This article USES the PhraseCut Data sets , It contains more than 340,000 Phrases with corresponding image segmentation . first , This dataset does not contain visual support , Only the phrase , And each phrase has a corresponding object . The author extends this data set in two ways ： Visual support samples and negative samples . For prompt p Add visual support image , Author from sharing prompt p All samples are randomly selected from the set .

Besides , The author introduces negative samples into the data set , That is, there is no object and prompt Matching samples . So , The phrase of the sample is replaced by a different phrase with a probability of . Phrases are randomly expanded with a set of fixed prefixes . Considering the position of the object , The author applies random clipping to the image , Make sure the object is at least partially visible . In the rest of this article , Call this extended data set PhraseCut+（ Abbreviation for PC+）. And use only text to specify the original target PhraseCut Data set comparison ,PC+ Support the use of images - Text interpolation for training . such , This paper can train a joint model for text and visual input .

3.2 Visual Prompt Engineering

In the tradition based on CNN Of one-shot In semantic segmentation ,masked pooling It has become a standard technique for computing prototype vectors for conditions . Support provided mask Be down sampled and compared with those from CNN Multiply the later feature map along the spatial dimension , Then gather along the spatial dimension . such , Only features related to supporting objects are considered in the prototype vector .

This method cannot be directly applied to Transformer The architecture of , Because semantic information is also in the whole hierarchy CLS token Accumulation , Not just in the feature map . Bypass CLS token And directly from the masked pooling It is also impossible to derive condition vectors from , Because it will destroy text embedding and CLIP Compatibility between visual embeddings .

To learn more about how to integrate target information into CLIP in , The authors compared several variants and their confounding effects in a simple experiment without segmentation . The author considers the cosine distance between vision and text-based embedding （ alignment ）, And use the original CLIP Weight without any extra training .

say concretely , Author use CLIP To calculate the text embedding corresponding to the object name in the image . then , Embed them visually with the original image and use the modified RGB Image or attention mask Highlight the visual embedding of the target object for comparison . By aligning the vectors softmax, The distribution shown in the above figure is obtained .

For quantitative scores , The author only considers the target object name embedding , It is hoped that it will have stronger alignment with the highlighted image than with the original image . It means , If highlighting technology improves alignment , Then the object probability should increase greatly . The author is based on LVIS Data sets , Because its image contains multiple objects and a rich set of categories .

CLIP-Based Masking

Directly equivalent to vision Transformer Medium masked pooling Yes, it will mask be applied to token. Usually , Vision Transformer By a set of fixed token form , these token You can interact at each level through multiple attention ： For reading CLS token And initially from the image patch Related to the image area obtained in token.

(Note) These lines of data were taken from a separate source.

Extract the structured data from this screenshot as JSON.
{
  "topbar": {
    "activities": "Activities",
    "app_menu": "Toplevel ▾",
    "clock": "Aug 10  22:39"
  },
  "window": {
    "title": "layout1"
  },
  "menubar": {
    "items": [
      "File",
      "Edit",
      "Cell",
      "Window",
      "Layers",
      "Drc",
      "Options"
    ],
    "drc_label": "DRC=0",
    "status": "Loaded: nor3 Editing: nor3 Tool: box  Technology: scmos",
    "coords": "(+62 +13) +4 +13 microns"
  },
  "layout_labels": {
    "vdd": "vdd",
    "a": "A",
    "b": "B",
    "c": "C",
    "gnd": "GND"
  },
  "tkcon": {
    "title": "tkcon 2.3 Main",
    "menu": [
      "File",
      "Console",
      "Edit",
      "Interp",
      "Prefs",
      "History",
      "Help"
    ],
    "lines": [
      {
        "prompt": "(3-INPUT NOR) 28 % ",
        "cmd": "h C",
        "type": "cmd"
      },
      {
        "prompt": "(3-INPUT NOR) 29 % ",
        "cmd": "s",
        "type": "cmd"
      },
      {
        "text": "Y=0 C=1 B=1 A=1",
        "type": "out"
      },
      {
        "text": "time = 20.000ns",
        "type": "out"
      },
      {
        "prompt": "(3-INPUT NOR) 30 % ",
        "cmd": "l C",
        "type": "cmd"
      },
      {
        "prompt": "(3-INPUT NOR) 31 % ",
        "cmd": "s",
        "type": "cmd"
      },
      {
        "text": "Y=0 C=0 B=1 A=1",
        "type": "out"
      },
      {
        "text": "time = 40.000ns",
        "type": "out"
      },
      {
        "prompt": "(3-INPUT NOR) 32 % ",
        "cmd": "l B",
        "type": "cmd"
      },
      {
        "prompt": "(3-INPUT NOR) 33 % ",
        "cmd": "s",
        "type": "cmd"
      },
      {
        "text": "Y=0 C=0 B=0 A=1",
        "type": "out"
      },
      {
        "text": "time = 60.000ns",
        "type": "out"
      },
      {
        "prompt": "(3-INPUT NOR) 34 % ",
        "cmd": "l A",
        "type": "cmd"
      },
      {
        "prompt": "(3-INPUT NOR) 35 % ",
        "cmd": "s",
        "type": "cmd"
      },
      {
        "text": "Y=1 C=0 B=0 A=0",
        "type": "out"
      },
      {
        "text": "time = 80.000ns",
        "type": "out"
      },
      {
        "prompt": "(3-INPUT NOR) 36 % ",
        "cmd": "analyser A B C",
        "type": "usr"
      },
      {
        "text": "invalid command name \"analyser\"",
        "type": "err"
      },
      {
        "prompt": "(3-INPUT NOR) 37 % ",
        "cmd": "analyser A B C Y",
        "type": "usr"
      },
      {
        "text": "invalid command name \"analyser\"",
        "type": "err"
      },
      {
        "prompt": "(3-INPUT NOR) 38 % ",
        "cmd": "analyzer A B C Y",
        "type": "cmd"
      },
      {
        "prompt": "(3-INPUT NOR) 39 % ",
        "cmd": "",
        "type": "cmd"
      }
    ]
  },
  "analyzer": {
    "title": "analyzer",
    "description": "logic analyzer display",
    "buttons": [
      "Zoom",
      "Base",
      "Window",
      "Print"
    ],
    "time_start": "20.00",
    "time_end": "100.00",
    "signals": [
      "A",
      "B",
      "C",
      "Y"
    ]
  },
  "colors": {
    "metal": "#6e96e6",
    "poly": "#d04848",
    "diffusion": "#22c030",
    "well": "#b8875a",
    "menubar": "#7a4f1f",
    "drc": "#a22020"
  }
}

Now? , One or more Transformer The interaction of layers is constrained to mask Inside patch token And just CLS token To merge mask. submit a memorial to the emperor （ Left ） It shows that this introduction mask The form effect of is not good . By limiting and CLS token Interaction （ submit a memorial to the emperor Left , The top two lines ）, Only small improvements have been achieved , Limiting all interactions will significantly reduce performance . From this we come to the conclusion that , Internally combine images and mask More complex strategies are needed .

Visual Prompt Engineering

In addition to the application in the model mask, Can also be mask Combine with the image to form a new image , Then by vision Transformer Handle . Be similar to NLP Medium prompt engineering （ For example, in GPT-3 in ）, The author calls this process vision prompt engineering . Because of this form of prompt The design is novel , And the best strategy in this case is unknown , The author's vision of design prompt Different variants of have been widely evaluated .

Find out mask And the exact form of how the image is combined . The author identifies three image operations to improve the object text prompt Alignment between and image ： Reduce background brightness 、 Fuzzy background （ Using a Gaussian filter ） And crop to object . The combination of all three performs best . So in the rest , This variant will be used .

experiment

The above table shows that in the original PhraseCut Evaluation on dataset referring expression segmentation（RES） Performance comparison of .

In the broad sense zero-shot In segmentation , In addition to the known categories, the test image , It also contains categories that have never been seen before . Author use Pascal-VOC Benchmark evaluation model zero-shot Segmentation performance , The performance is shown in the table above .

stay Pascal-5i On , The general model of this paper CLIPSeg (PC+) Competitive performance in the most advanced methods , Only the latest HSNet Perform better .COCO-20i The results show that CLIPSeg In addition PhraseCut(+) It can also work well when training on other data sets .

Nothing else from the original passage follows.